Techno-literacy and learning in blended, multicultural course environments
Arenas, Edilson and Lynch, Julianne 2012, Techno-literacy and learning in blended, multicultural course environments, in E-Learn 2012 : Proceedings of the World Conference on E-Learning in Corporate, Government, Healthcare, and Higher Education, Association for the Advancement of Computing in Education, [Montréal, Québec], pp. 1-10.
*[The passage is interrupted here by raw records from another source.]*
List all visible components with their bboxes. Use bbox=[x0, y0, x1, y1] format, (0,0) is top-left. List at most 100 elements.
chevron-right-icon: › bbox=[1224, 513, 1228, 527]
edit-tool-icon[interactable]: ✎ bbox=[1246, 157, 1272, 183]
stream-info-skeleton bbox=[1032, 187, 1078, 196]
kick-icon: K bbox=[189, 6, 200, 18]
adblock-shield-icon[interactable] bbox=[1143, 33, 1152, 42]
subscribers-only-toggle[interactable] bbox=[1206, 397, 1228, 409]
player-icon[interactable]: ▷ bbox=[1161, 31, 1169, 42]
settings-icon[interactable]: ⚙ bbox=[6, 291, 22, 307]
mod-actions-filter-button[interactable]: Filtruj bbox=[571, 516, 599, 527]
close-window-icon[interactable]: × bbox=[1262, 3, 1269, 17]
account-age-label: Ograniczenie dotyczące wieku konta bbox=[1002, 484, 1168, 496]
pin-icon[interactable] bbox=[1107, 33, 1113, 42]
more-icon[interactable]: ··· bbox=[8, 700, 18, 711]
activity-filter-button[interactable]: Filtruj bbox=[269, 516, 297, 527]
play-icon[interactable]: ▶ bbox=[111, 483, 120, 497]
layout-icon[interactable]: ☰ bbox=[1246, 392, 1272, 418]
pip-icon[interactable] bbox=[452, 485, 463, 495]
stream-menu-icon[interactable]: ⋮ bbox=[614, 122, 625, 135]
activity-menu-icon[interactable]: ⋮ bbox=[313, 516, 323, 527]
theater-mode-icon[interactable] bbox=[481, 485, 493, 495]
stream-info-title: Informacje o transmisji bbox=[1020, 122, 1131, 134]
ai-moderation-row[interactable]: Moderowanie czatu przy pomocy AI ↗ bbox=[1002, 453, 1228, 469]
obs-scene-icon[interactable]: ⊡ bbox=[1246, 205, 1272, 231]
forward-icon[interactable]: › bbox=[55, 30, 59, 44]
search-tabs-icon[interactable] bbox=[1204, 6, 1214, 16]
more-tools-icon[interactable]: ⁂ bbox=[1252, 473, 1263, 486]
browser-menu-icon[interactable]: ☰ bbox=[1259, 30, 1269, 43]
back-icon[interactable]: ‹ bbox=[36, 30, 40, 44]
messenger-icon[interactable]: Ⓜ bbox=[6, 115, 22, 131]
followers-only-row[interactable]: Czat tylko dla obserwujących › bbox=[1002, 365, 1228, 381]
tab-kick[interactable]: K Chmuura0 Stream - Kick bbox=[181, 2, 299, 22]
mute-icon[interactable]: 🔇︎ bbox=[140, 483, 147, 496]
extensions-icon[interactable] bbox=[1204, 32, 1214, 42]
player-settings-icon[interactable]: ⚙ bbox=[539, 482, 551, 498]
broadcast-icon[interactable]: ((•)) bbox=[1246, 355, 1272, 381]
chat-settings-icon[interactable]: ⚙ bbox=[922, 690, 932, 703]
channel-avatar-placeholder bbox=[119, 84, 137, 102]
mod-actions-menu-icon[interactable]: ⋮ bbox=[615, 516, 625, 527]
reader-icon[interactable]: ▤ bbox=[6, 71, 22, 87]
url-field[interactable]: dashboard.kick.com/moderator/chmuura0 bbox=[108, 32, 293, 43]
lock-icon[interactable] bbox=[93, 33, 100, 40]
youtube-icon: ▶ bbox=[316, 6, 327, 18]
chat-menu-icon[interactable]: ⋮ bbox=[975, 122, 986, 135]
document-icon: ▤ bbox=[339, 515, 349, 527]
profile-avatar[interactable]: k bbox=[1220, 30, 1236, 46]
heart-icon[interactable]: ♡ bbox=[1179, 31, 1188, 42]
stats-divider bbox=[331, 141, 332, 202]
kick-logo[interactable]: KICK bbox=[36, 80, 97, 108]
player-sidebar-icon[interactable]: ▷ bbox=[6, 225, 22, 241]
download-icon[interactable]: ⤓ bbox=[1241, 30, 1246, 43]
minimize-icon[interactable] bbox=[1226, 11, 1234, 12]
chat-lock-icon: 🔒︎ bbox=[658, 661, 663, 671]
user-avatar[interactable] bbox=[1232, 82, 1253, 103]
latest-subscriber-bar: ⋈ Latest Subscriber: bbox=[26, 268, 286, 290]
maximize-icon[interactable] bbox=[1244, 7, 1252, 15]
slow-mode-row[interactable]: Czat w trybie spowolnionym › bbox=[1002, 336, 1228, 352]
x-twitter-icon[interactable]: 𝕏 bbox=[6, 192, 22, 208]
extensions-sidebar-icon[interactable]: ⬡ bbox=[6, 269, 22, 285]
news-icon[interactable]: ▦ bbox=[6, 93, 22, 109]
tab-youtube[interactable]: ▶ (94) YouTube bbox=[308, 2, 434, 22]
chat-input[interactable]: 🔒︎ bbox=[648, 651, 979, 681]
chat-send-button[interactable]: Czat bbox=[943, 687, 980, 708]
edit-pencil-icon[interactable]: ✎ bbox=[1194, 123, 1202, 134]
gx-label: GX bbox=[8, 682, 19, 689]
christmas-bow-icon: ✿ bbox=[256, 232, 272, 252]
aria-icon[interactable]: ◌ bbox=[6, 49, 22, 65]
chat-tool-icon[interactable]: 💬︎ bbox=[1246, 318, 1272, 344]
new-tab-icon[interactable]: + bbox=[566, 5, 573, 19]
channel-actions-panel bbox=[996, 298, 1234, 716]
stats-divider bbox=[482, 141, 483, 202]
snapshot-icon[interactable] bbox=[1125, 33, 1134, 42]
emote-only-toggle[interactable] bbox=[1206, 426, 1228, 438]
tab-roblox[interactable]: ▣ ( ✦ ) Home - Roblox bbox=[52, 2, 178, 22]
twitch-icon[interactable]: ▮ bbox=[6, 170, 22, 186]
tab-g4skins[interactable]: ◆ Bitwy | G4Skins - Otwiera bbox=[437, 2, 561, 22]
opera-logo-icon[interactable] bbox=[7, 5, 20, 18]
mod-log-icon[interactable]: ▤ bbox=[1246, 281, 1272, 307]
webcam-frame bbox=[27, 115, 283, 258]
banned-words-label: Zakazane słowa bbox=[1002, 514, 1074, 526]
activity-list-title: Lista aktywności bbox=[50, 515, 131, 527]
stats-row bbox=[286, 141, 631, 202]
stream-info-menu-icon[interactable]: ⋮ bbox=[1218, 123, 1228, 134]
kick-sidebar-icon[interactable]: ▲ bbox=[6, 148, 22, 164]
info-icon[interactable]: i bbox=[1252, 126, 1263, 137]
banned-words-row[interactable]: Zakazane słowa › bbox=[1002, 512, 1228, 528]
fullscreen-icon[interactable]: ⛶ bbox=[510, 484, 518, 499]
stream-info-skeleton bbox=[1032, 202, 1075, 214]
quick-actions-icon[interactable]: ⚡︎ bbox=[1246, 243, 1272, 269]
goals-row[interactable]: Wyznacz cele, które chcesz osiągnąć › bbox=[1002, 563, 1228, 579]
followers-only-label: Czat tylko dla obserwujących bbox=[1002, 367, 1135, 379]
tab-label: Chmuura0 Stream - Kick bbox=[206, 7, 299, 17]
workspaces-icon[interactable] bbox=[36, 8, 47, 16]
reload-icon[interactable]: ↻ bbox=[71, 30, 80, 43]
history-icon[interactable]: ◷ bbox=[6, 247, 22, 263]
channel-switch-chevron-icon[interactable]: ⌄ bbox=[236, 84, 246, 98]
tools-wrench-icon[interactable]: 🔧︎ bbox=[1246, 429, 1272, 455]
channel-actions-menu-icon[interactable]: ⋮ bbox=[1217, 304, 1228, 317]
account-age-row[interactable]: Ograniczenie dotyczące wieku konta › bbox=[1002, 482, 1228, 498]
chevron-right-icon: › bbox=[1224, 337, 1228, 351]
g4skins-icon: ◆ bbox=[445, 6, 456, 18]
For the last two decades, higher education institutions have been actively engaged in the use of online technology with the aim of transforming the way we teach and learn to improve students’ learning experiences and outcomes. However, despite significant investment in infrastructure and training and a wide-scale uptake of such technologies, the promised transformative effect on student learning is yet to be actualised outside of small pockets of innovation. In this paper, we argue that one of the factors contributing to lack of qualitative large-scale transformation is students’ lack of preparedness and experience in using online tools for learning purposes. Drawing on an ethnographic study of culturally diverse computing students and teachers within learning environments that blend online and face-to-face pedagogies, we argue that, although contemporary university students are largely operationally literate when using online learning tools, they often lack the cultural and critical skills required to use such technologies in a meaningful way to support powerful learning. We argue that, for online learning technologies to transform learning, students need to be supported to develop these higher order techno-literacy skills.